> But notice the pattern: SQLite’s wins are on simple, single-row operations where both databases are already sub-millisecond. Stoolap’s wins are on the analytical and complex queries where the difference is 10x to 100x+.
So for a great many workloads, particularly multi-user, SQLite will be faster overall, as most application workloads will have many simple single/few row lookup operations per single/few row update operations, and an order of magnitude less complex analytical queries.
But this should be much faster for genuine analytical operations, and better suited to them due to support for things like temporal storage and queries.
Basically the age-old distinction between optimising for OLTP or OLAP operations.
I would like to see the actual test harness. A 100x improvement is do-able (you're trimming features basically) but I would like to see how you tested it
You raises a valid point about this, added to repo: https://github.com/stoolap/stoolap-node/blob/main/benchmark....
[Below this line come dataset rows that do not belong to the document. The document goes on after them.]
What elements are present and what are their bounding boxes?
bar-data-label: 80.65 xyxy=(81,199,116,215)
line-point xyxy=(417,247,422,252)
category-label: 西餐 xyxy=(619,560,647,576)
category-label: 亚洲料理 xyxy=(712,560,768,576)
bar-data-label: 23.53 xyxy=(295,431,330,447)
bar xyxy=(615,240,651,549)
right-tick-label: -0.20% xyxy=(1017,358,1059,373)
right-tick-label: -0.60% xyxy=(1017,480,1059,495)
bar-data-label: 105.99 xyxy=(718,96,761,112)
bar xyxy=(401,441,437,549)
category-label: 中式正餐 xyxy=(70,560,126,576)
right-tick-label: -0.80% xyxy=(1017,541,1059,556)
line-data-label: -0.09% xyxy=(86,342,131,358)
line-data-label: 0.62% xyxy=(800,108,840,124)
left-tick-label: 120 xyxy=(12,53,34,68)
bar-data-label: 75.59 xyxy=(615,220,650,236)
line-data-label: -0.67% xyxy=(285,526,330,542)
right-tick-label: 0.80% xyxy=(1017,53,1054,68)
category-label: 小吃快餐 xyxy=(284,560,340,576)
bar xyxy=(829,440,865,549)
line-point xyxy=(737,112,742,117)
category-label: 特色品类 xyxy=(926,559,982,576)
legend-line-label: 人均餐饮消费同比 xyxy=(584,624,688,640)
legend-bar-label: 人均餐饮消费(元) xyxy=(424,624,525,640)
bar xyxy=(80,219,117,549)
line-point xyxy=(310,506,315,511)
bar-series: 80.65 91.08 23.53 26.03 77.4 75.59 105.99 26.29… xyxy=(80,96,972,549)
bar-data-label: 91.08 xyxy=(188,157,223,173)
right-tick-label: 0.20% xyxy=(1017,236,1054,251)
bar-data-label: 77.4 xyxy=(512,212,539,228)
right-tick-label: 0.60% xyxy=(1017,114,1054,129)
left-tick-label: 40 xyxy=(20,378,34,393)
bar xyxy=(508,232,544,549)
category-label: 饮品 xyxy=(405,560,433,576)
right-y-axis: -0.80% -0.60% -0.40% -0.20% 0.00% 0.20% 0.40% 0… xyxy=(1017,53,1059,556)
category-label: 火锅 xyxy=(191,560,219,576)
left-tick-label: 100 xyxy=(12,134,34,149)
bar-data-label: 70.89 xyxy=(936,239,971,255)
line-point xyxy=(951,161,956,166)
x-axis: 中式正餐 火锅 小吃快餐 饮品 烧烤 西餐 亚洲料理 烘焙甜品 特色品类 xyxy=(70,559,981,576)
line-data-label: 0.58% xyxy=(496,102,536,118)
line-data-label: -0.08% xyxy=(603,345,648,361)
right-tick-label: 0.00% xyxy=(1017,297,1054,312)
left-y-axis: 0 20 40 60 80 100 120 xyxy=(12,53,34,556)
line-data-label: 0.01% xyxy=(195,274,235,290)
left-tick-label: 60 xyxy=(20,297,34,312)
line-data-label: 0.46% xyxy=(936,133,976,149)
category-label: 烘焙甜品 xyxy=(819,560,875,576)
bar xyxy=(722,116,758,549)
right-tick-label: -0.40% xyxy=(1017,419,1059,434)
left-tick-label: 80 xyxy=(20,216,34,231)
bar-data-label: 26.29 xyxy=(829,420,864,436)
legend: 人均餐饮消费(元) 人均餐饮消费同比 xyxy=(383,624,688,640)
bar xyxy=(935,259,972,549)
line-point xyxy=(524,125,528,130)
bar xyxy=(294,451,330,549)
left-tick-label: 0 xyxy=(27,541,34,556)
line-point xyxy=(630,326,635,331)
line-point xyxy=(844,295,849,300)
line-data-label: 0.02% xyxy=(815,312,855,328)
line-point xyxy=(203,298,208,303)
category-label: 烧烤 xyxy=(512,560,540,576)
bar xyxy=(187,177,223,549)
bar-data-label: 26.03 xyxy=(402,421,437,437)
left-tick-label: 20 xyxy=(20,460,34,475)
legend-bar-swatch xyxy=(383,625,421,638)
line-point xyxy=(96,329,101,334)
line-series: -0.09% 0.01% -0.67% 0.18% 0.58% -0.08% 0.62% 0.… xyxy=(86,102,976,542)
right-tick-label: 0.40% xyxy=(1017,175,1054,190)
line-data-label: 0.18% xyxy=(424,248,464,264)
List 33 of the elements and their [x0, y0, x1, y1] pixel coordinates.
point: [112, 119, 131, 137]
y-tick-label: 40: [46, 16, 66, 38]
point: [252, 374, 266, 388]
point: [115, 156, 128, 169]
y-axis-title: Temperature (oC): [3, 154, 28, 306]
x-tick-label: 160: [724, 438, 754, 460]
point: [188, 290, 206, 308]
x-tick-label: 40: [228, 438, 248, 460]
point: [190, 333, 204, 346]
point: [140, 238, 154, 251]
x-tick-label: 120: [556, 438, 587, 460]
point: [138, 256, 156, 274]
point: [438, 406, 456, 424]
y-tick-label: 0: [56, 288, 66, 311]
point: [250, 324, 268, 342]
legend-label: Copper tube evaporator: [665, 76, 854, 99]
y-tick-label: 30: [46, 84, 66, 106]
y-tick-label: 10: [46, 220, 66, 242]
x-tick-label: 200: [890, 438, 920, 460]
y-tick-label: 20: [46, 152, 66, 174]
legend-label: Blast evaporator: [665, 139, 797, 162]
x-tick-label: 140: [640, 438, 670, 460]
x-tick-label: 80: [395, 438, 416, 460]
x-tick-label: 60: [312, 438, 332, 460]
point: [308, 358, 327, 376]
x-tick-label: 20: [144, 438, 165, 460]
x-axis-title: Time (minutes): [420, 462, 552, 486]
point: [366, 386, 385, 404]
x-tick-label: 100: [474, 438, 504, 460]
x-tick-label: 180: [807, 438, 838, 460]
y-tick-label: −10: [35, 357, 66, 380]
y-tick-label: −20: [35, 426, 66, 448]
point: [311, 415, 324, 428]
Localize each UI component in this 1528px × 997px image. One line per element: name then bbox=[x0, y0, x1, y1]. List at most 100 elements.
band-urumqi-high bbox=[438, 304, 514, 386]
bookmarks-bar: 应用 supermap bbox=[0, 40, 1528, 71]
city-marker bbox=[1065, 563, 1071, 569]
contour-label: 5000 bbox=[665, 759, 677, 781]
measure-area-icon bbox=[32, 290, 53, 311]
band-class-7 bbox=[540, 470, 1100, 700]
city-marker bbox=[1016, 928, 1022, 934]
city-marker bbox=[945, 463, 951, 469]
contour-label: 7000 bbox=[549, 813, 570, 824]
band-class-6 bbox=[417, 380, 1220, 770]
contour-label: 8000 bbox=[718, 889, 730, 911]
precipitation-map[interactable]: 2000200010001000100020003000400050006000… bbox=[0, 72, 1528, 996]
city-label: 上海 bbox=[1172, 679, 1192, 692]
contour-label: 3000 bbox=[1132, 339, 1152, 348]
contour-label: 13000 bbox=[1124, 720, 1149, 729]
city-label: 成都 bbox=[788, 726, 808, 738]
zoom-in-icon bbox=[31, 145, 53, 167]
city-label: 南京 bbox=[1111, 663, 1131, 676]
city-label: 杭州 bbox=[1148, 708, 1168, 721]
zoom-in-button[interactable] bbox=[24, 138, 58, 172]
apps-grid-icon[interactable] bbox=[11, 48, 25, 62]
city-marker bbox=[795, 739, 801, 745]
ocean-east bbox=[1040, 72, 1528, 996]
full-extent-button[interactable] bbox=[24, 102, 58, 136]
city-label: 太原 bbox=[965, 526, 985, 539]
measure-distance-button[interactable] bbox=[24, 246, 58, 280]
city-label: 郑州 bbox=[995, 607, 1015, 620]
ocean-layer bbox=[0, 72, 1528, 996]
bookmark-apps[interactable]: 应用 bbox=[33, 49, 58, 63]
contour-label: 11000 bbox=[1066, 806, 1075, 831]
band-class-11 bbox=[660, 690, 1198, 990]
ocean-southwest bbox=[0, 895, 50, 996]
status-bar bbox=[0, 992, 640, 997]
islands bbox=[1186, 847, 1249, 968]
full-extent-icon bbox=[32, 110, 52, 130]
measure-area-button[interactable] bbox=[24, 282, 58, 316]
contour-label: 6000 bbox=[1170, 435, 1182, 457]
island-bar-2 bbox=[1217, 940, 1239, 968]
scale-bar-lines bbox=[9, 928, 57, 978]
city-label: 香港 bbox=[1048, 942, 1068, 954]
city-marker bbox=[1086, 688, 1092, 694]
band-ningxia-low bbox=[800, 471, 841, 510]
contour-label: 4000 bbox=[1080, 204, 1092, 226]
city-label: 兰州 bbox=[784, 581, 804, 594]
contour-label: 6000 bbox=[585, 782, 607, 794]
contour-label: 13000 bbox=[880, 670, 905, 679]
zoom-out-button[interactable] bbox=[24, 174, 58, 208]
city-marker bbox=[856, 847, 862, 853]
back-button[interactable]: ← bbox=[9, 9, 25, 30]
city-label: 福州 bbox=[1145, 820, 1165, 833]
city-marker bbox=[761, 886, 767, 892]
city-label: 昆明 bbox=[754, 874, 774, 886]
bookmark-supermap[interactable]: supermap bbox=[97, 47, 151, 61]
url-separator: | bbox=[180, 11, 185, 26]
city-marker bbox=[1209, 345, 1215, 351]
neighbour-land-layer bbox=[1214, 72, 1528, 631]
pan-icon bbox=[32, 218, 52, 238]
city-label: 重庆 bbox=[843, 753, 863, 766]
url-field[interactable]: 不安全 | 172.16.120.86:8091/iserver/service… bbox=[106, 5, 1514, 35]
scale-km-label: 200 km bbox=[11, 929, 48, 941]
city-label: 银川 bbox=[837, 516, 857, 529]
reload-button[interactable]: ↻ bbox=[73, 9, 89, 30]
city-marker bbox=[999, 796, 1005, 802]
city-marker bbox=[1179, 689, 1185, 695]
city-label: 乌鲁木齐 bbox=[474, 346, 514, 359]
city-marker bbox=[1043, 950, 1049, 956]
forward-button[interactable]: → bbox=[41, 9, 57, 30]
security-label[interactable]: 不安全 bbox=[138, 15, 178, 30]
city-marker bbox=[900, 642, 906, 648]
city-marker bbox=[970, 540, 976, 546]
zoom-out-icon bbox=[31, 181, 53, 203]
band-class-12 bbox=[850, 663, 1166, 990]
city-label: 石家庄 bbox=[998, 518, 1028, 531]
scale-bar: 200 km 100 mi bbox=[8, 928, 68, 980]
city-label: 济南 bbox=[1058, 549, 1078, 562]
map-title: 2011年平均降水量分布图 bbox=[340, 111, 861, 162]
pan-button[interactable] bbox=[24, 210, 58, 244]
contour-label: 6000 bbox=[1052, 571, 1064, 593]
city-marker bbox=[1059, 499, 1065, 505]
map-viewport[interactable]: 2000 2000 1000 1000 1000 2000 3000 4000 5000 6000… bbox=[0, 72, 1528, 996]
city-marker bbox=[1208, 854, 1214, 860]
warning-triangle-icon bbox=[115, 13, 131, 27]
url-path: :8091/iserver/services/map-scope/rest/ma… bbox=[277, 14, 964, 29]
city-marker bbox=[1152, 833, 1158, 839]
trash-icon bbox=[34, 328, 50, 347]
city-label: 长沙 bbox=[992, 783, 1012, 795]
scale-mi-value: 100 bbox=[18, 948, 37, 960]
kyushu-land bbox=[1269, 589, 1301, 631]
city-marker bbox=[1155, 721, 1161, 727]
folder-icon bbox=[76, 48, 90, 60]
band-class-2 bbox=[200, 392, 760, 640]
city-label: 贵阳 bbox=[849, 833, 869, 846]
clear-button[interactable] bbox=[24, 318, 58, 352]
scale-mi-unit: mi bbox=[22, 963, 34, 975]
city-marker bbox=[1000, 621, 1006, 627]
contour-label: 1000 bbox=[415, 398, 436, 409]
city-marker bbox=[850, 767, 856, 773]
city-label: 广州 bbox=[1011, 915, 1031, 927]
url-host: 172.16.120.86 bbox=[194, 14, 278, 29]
But what is stoolap's binary size? Specifically, WASM size? wa-sqlite is 1.2 MBs.
I dont think the micro benchmarks are fair, as it really doesn't matter if something takes 0.01 ms or 0.001 ms even if its 10x faster.
Until it does ;)
But I still agree - if the benchmark was in memory, Stoolap might be optimized for speed. Sqlite is optimized for persistence, so you have to benchmark on disk and compare how it performs when writes fail.
interesting, github says works for both olap+oltp but it was for go, does the same apply to rust as well? I want to try it in browser is wasm available somewhere or is there any plan to support it? [Edit] looks like it is available for browser here https://stoolap.io/playground/ i will be trying it with my product this weekend, excited to see how it goes.
Blog post written with an LLM, a project that went Go -> Rust -> Node? Also, is it really native? Does it not bind to your already built Rust tool?
I guess I'm a bit confused but don't want to read AI fuzz further
Blog post written with an LLM
What makes you say that?
a project that went Go -> Rust -> Node?
The DB went from Go to Rust. The Node part is the Node DB driver
Does it not bind to your already built Rust tool?
It's in the 3rd paragraph.
I guess I'm a bit confused but don't want to read AI fuzz further
Personally, I'd learn to get used to it.
> > I guess I'm a bit confused but don't want to read AI fuzz further
> Personally, I'd learn to get used to it.
Getting used to it doesn't mean I have to start liking it!
ai;dr is a valid enough reaction IMO, much the same as “can't read without turning off my stalker blocker, fair enough, I'll go elsewhere”. You might think that I'm going to miss out on stuff, I might think that I'm perfectly fine missing out on that stuff and doing something else instead.
> What makes you say that?
No X in between. No Y overhead. Just your Z.
> No serialization overhead. Just your Node.js process talking directly ... through native bindings.
NAPI-RS has no serialisation overhead?
Stoolap looks pretty interesting, anyone want to share their experience of using it?
Never used it but I’ll chime in that the naming choice is unfortunate. For me as an English speaker it collides with stool, a term for excrement.
Agreed but I did click on the post purely cause of its odd choice of name.
Maybe sto-olap was meant by the authors?
So, what's an "ap" then? As a German speaker I am used to the word "stuhl" too. Which means both "stool" and also "chair". So I sit myself on stool every single day!
> I am used to the word "stuhl" too. Which means both "stool" and also "chair"
Stool means both stool (a backless chair, usually thought of as wooden with three or four fixed legs but the lack of back is the defining feature and those made of other materials and/or with more legs are still called stools) and stool (solid excrement, as in “stool sample”) in English too.
IIRC the something-to-sit-on meaning came directly from one of English's Germanic influences, we just use it for a different/specific kind of seat, and the association with excrement came either from toilet seats (privy stools) generally or the royal position “groom of the stool” (where it meant cleaning both the privy stool and the royal backside that made that need cleaning).
I wonder if the German language took the second meaning back from English later, or if they both developed at the same time for the same reason at a point when there was shared influence between English and German royal courts.
> So, what's an "ap" then?
In this context my mind went to application. StoolAp sounds like a digestive tracking “health management” tool someone with a scatological bent might have on their phone!
well I wouldn't pronounce it Stool - ap I would go with Stoo - lap. So people's chosen pronunciations may vary.